Throughout time, society has been relentless in the pursuit of growth and productivity. In previous eras, this was powered by the steam engine, by electricity, and by the building of roads. In today’s world, as we march through the 4th Industrial Revolution, this evolution will be fostered by networks – the expansion of the internet, cloud, as well as fixed, mobile, and wireless technologies – what we call critical networks.
Networks for the new normal
More than ever before, networks are now vital. They cannot struggle under the load of new demand. Instead, they must be able to accommodate societies and businesses during the next, connectivity-driven industrial phase. Yet, this is not just an imperative for a far-off future; it must be done now, due in no small part to the ongoing COVID-19 pandemic.
For people, ‘shelter-in-place’, ‘work-from-home’, and ‘remote schooling’ practices – in addition to people generally digitally connecting with each other during the pandemic – have led to a surge in internet traffic. In many of these instances, more people are consuming high-definition video streaming, caused by the concurrent rise in upstream traffic which, due to the greater proliferation of video conferencing and collaboration tools, require connectivity that is significantly lower in latency and higher in bandwidth.
Robust and high-capacity networks are also needed to facilitate the revolution of industries and enterprises operating within them. We are no longer at the beginning of a new industrial era; COVID-19 has shown that we are now in the thick of it. The “Automation of Everything” is already happening and it is being brought about by digital interfaces, data analysis, and control of the physical world via networks.
Automation will catalyse the digital transformation of more physical, asset-intensive industries. This is as significant productivity improvements can be generated by combining advances in information technology (IT) and operations technology (OT) to enable industries to drive closed-loop automation in their physical environments.
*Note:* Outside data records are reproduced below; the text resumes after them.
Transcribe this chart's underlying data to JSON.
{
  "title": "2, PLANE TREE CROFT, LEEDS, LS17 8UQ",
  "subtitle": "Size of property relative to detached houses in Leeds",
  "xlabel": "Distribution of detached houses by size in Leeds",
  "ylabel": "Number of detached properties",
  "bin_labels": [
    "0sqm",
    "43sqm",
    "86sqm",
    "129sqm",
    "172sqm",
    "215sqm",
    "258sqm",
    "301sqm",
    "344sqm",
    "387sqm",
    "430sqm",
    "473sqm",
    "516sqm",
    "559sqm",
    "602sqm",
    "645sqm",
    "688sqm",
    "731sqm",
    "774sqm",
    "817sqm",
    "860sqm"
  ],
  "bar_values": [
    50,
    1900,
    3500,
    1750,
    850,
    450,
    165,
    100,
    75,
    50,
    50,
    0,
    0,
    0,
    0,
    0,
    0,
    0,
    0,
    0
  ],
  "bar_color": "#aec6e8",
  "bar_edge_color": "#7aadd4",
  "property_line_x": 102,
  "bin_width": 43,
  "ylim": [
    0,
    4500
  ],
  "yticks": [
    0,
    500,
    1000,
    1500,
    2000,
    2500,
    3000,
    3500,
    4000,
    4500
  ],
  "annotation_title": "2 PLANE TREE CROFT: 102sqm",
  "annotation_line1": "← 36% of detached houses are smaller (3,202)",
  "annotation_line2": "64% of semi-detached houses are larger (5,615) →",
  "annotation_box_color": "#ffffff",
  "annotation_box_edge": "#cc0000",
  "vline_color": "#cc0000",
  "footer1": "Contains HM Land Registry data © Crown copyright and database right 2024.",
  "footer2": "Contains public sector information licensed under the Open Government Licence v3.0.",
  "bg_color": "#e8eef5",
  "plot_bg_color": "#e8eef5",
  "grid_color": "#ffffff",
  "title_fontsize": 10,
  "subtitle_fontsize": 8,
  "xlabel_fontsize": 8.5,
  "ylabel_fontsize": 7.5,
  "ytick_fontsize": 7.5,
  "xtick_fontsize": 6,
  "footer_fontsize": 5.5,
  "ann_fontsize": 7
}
This will involve the proliferation of advanced technologies such as the internet of things (IoT), edge computing, artificial intelligence (AI)- and machine learning (ML)-powered deep analytics, virtual reality (VR) and augmented reality (AR), robotics, remote control, and digital twinning technologies – just to name a few. These innovations will then foster new demands on the network infrastructure, and in many cases, these demands will extend far beyond what has traditionally been acceptable, even for the largest enterprise networks. This means that the capabilities of mission-critical network infrastructures must be expanded greatly.
The 5G difference
As our world’s digital transformation is gaining strong momentum, so too is the 5G race. Revenue from 5G network infrastructures worldwide continues to grow and by 2024, more CSPs are projected to commercialise more 5G services. The next few years will therefore be the bellwether of a decade of 5G innovations that will bring an expanded portfolio of mobile and wireless services to market. For people, 5G will bring broadband performance to mobile devices while industries can realise more wireless applications and industrial IoT to not only drive greater productivity, efficiency, and safety, but also make operations more resilient during unforeseen crises.
To deliver 5G-enabled innovations with agility and flexibility, radio access network (RAN) and mobile core technologies are migrating to cloud-native architectures, in addition to adopting virtualised, comprehensive ‘network slices’ to partition resources as needed. The roadmaps for new 5G capabilities are deep – ranging from immersive experiences and sophisticated video analytics for environmental applications to connected vehicles and eHealth – and will be rolled out over many years. Given that 5G RAN will generate ten times more traffic than 3G and 4G combined, their impacts on IP and optical networks will be profound and, by extension, for the services that will be made possible by next-generation connectivity.
The transformation of networks is at hand
Just like roads that were built centuries ago, quality networks are now core building block of our society and economies. Still, creating and operating modern networking infrastructures – especially those that stand up when we need them most – is highly complex.
To ensure that broadband, and eventually 5G, networks must step up to meet the challenges of today and tomorrow. IP and optical networking systems must provide scalable and assured network performance, robust and secure network infrastructure, efficient and programmable network architecture. Networks that are designed and built around these principles will make them ready to deliver the needed connectivity at any time and no matter the crisis. This is because the network can respond quickly and gracefully, ensuring continuity of relationships, businesses, and life, particularly when they all are being threatened by circumstances we cannot control.
At the end of the day, networks are what keeps us going and will continue to do so. As they become more mission-critical to our daily lives, they must be reimagined for a world that has been irrevocably changed by digitalisation and global crises to help sustain societies and businesses in the future.